Se o slogan da campanha do prefeito eleito Rodrigo Agostinho (PMDB) pregava “Bauru no rumo certo”, a vitória do peemedebista nas eleições municipais de outubro passado leva o promotor da Cidadania, Fernando Masseli Helene, a acreditar que a cidade já “entrou nos eixos”.
E para ele isso já ocorreu desde a eleição de Tuga Angerami (sem partido), em 2004, portanto a mais de quatro anos.
Freqüência
Antes figura assídua nos noticiários por conta de um “caminhão de denúncias” – como ele mesmo diz – que chegava por dia no Ministério Público do Estado, Helene agora tem sido pouco acionado para investigar virtuais desmandos da administração pública bauruense.
“A cidade tomou um rumo. O município de Bauru está cumprindo as suas funções com a legislação e a Constituição Federal. O patrimônio público está sendo cuidado com mais zelo”, observa.
“Assim, o Ministério Público não tem porque ingressar em questões que estão corretas.”
Cai número de representações
O promotor, que há oito anos assumiu a pasta de Cidadania e Defesa do Patrimônio Pùblico, lembra, sem saudades, da época em que pipocavam escândalos na administração Nilson Costa (PR) e resquícios de denúncias da segunda administração do então prefeito Antônio Izzo Filho (sem partido).
“Nós chegamos a ter três, quatro representações por improbidade no mesmo dia. Foram mais de 200 ações civis públicas em quatro anos e mais de 500 procedimentos investigatórios também no mesmo período”, conta o promotor, que pediu a cassação do mandato do ex-prefeito Nilson Costa por improbidade administrativa.
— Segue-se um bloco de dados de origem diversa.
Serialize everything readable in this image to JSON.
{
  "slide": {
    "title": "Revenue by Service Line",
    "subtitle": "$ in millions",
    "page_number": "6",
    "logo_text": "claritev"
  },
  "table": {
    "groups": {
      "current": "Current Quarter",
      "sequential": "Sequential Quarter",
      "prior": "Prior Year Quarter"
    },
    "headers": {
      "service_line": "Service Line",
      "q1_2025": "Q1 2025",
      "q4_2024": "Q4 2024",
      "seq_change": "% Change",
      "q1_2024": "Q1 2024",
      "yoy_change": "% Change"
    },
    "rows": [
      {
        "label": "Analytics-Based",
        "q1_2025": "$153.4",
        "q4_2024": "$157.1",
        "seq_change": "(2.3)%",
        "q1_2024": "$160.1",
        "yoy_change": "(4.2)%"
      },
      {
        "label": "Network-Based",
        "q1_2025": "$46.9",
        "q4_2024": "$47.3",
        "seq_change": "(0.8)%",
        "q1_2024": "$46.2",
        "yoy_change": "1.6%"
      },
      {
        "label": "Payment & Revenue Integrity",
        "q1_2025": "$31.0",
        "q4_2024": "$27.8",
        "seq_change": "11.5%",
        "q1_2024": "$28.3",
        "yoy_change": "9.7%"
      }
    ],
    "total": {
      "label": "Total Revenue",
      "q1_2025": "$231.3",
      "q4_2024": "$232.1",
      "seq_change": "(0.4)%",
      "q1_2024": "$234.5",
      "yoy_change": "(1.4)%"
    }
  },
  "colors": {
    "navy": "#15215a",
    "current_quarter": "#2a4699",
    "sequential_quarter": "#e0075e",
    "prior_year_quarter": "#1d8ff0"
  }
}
Apesar dos elogios à austeridade do ex-prefeito Tuga Angerami (sem partido) e dos vereadores da legislatura que acabou em 31 de dezembro, Masseli preferiu não emitir opiniões sobre os resultados práticos do trabalho do Poder Executivo e do Legislativo.
“Na legalidade, foi uma administração [do Tuga Angerami] que não gerou problemas ao Ministério Público. Agora, em relação à administração em si, não tenho como mensurar. Isso faz parte da opinião da população”, opina.
Ministério Público não é ‘inimigo’
Mesmo após todo o caos político vivido na cidade, no final dos anos 1990 e no início da década atual, Fernando Masseli Helene nega que o Ministério Público tenha se tornado inimigo dos políticos da cidade.
“Eu acho que não dá para falar que éramos inimigos. Cada um tem a sua função legal e isso pode gerar confronto, mas não dá para falar isso [inimizade]”, garante.
Questionado sobre as seguidas consultas de Tuga Angerami (sem partido) ao Ministério Público para pedir opinião em diversos assuntos da administração pública, Helene disse que o órgão foi feito para ajudar a população.
“Não somos órgão consultivo, mas somos participativos. Efetivamente estamos aqui para ajudar a sociedade. Nas questões que são afetas às atribuições, os promotores estão disponíveis.”